A stake in the future
The UN chief outlined a four-point “roadmap for inclusion”, urging countries to take greater action on the issues of people, prevention, gender and institutions.
“Without full inclusion and equality, peace is a job half done. Because true, sustainable peace, can only be carried forward by people who are supported, who are included and valued, who feel they are truly part of their society - and have a stake in its future,” he said.
The UN chief urged countries to invest in human development, and a “New Social Contract” that includes universal health coverage, social protection and safety nets, as well as COVID-19 vaccines for all.
Imagine the progress
He pointed out that last year, global military spending reached its largest annual increase since 2009, and is now nearing two trillion dollars annually.
“Imagine the progress we could make - the peace we could build, the conflicts we could prevent - if we dedicated even a fraction of this to human development, equality and inclusion,” he said.
The UN chief called for strengthening prevention on multiple fronts to address different types of exclusion and inequities, with particular focus on gender and youth, including during peace processes.
Women and peacebuilding
Ending inequalities and exclusion is also critical to achieving sustainable development, he added, while priority must also be given to the crucial role of women in building peace.
“We can draw a straight line between violence against, and exclusion of, women and civil oppression and violent conflict,” he said.
“From rape and sexual slavery being used as tools of war. To the thread of misogyny that runs through violent extremist thought.
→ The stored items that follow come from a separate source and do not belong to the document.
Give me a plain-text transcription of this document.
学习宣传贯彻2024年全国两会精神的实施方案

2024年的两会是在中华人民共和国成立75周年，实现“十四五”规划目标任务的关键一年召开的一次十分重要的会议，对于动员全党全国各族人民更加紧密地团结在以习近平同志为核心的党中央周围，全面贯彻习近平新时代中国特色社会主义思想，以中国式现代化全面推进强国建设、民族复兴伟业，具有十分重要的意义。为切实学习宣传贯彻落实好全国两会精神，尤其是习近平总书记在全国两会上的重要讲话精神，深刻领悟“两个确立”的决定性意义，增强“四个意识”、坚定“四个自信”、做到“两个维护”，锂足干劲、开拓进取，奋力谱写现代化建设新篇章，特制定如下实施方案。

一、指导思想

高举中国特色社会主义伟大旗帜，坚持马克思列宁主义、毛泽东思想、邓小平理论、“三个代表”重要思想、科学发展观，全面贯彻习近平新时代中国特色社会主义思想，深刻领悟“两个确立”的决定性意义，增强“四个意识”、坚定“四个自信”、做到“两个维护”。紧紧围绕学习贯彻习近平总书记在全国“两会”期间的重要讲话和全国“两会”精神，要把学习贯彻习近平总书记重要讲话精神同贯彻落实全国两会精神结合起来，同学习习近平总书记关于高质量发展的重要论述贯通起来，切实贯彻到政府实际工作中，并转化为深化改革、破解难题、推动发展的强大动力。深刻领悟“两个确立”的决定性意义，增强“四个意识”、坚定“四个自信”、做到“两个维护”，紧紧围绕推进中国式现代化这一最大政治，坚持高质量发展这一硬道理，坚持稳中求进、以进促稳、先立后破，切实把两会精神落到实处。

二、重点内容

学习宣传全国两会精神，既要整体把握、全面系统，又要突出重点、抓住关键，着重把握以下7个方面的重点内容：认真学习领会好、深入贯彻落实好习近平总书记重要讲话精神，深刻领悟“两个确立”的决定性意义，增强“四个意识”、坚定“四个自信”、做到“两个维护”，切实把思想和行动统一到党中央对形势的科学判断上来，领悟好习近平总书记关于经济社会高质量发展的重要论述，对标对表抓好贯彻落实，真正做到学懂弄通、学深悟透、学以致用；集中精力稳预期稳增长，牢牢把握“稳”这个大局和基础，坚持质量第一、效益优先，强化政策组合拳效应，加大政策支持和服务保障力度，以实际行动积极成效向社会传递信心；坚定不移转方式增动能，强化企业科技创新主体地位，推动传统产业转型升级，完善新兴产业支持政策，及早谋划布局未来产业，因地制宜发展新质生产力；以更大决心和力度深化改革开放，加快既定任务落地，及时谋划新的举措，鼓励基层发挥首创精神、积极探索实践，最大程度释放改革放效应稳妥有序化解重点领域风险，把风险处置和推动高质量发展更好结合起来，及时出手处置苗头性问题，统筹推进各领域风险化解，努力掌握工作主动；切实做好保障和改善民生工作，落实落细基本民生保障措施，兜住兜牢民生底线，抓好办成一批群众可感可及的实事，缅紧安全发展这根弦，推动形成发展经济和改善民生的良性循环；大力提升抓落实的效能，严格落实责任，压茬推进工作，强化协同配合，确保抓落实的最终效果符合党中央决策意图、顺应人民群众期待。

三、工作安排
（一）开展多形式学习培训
To the exclusion of women from positions of leadership and in peace processes.”
The Secretary-General highlighted how the UN continues to stand up for the rights of women and girls around the world.
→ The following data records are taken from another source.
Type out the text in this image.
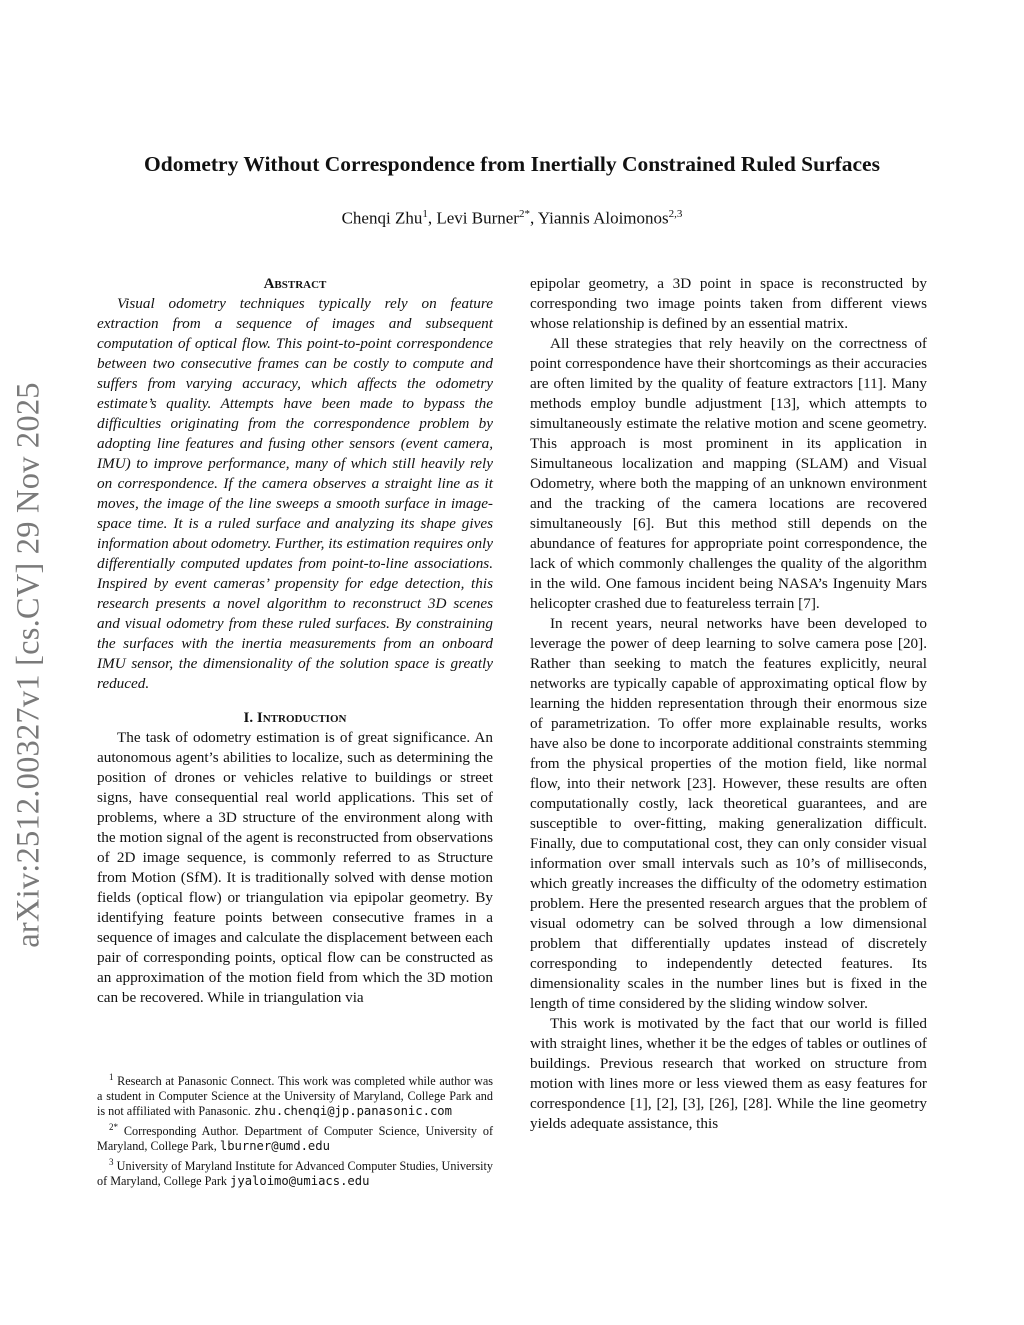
arXiv:2512.00327v1 [cs.CV] 29 Nov 2025
Odometry Without Correspondence from Inertially Constrained Ruled Surfaces

Chenqi Zhu$^1$, Levi Burner$^{2*}$, Yiannis Aloimonos$^{2,3}$

Abstract

Visual odometry techniques typically rely on feature extraction from a sequence of images and subsequent computation of optical flow. This point-to-point correspondence between two consecutive frames can be costly to compute and suffers from varying accuracy, which affects the odometry estimate’s quality. Attempts have been made to bypass the difficulties originating from the correspondence problem by adopting line features and fusing other sensors (event camera, IMU) to improve performance, many of which still heavily rely on correspondence. If the camera observes a straight line as it moves, the image of the line sweeps a smooth surface in image-space time. It is a ruled surface and analyzing its shape gives information about odometry. Further, its estimation requires only differentially computed updates from point-to-line associations. Inspired by event cameras’ propensity for edge detection, this research presents a novel algorithm to reconstruct 3D scenes and visual odometry from these ruled surfaces. By constraining the surfaces with the inertia measurements from an onboard IMU sensor, the dimensionality of the solution space is greatly reduced.

I. Introduction

The task of odometry estimation is of great significance. An autonomous agent’s abilities to localize, such as determining the position of drones or vehicles relative to buildings or street signs, have consequential real world applications. This set of problems, where a 3D structure of the environment along with the motion signal of the agent is reconstructed from observations of 2D image sequence, is commonly referred to as Structure from Motion (SfM). It is traditionally solved with dense motion fields (optical flow) or triangulation via epipolar geometry. By identifying feature points between consecutive frames in a sequence of images and calculate the displacement between each pair of corresponding points, optical flow can be constructed as an approximation of the motion field from which the 3D motion can be recovered. While in triangulation via

$^1$ Research at Panasonic Connect. This work was completed while author was a student in Computer Science at the University of Maryland, College Park and is not affiliated with Panasonic. zhu.chenqi@jp.panasonic.com

$^{2*}$ Corresponding Author. Department of Computer Science, University of Maryland, College Park, lburner@umd.edu

$^3$ University of Maryland Institute for Advanced Computer Studies, University of Maryland, College Park jyaloimo@umiacs.edu

epipolar geometry, a 3D point in space is reconstructed by corresponding two image points taken from different views whose relationship is defined by an essential matrix.

All these strategies that rely heavily on the correctness of point correspondence have their shortcomings as their accuracies are often limited by the quality of feature extractors [11]. Many methods employ bundle adjustment [13], which attempts to simultaneously estimate the relative motion and scene geometry. This approach is most prominent in its application in Simultaneous localization and mapping (SLAM) and Visual Odometry, where both the mapping of an unknown environment and the tracking of the camera locations are recovered simultaneously [6]. But this method still depends on the abundance of features for appropriate point correspondence, the lack of which commonly challenges the quality of the algorithm in the wild. One famous incident being NASA’s Ingenuity Mars helicopter crashed due to featureless terrain [7].

In recent years, neural networks have been developed to leverage the power of deep learning to solve camera pose [20]. Rather than seeking to match the features explicitly, neural networks are typically capable of approximating optical flow by learning the hidden representation through their enormous size of parametrization. To offer more explainable results, works have also be done to incorporate additional constraints stemming from the physical properties of the motion field, like normal flow, into their network [23]. However, these results are often computationally costly, lack theoretical guarantees, and are susceptible to over-fitting, making generalization difficult. Finally, due to computational cost, they can only consider visual information over small intervals such as 10’s of milliseconds, which greatly increases the difficulty of the odometry estimation problem. Here the presented research argues that the problem of visual odometry can be solved through a low dimensional problem that differentially updates instead of discretely corresponding to independently detected features. Its dimensionality scales in the number lines but is fixed in the length of time considered by the sliding window solver.

This work is motivated by the fact that our world is filled with straight lines, whether it be the edges of tables or outlines of buildings. Previous research that worked on structure from motion with lines more or less viewed them as easy features for correspondence [1], [2], [3], [26], [28]. While the line geometry yields adequate assistance, this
“This includes in Afghanistan, where we continue to work with the de facto authorities to keep girls in school, and ensure that women can fully participate in civil and economic life,” he added.
Equal rights and justice
For his final point, the Secretary-General stressed the need to build trust through national institutions rooted in human rights and the rule of law.
“This means justice systems that apply to all people, equally - not only the rich or those holding the reins of power,” he said.
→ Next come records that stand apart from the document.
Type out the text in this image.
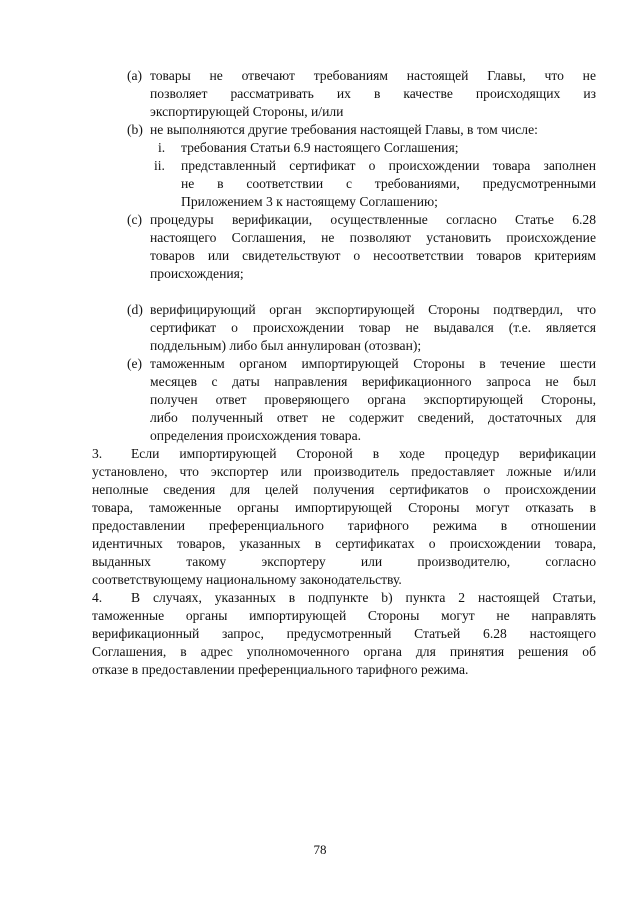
(a) товары не отвечают требованиям настоящей Главы, что не
позволяет рассматривать их в качестве происходящих из
экспортирующей Стороны, и/или
(b) не выполняются другие требования настоящей Главы, в том числе:
i. требования Статьи 6.9 настоящего Соглашения;
ii. представленный сертификат о происхождении товара заполнен
не в соответствии с требованиями, предусмотренными
Приложением 3 к настоящему Соглашению;
(c) процедуры верификации, осуществленные согласно Статье 6.28
настоящего Соглашения, не позволяют установить происхождение
товаров или свидетельствуют о несоответствии товаров критериям
происхождения;
(d) верифицирующий орган экспортирующей Стороны подтвердил, что
сертификат о происхождении товар не выдавался (т.е. является
поддельным) либо был аннулирован (отозван);
(e) таможенным органом импортирующей Стороны в течение шести
месяцев с даты направления верификационного запроса не был
получен ответ проверяющего органа экспортирующей Стороны,
либо полученный ответ не содержит сведений, достаточных для
определения происхождения товара.
3. Если импортирующей Стороной в ходе процедур верификации
установлено, что экспортер или производитель предоставляет ложные и/или
неполные сведения для целей получения сертификатов о происхождении
товара, таможенные органы импортирующей Стороны могут отказать в
предоставлении преференциального тарифного режима в отношении
идентичных товаров, указанных в сертификатах о происхождении товара,
выданных такому экспортеру или производителю, согласно
соответствующему национальному законодательству.
4. В случаях, указанных в подпункте b) пункта 2 настоящей Статьи,
таможенные органы импортирующей Стороны могут не направлять
верификационный запрос, предусмотренный Статьей 6.28 настоящего
Соглашения, в адрес уполномоченного органа для принятия решения об
отказе в предоставлении преференциального тарифного режима.
78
“It means building institutions resilient to corruption and abuse of power - founded on principles of integrity, transparency and accountability.”
At the same time, he stressed that policies and laws should protect vulnerable groups, while security and rule-of-law institutions should be responsive to the needs of all people.
Global fraternity plan
In his remarks, Mexican President Andrés Manuel López Obrador said his country will soon propose the establishment of a World Plan of Fraternity and Wellbeing that would guarantee a decent life for the 750 million people worldwide who survive on less than two dollars a day.
Financing for the plan would come from at least three sources: an annual voluntary contribution from the world’s 1,000 richest people of four per cent of their income; a similar contribution from the 1,000 largest private corporations, and two per cent of the Gross Domestic Product (GDP) of each of the G20 leading industrial nations.
President López Obrador estimated this would generate around one trillion dollars each year. He stressed that the funds should reach beneficiaries directly and without any intermediaries.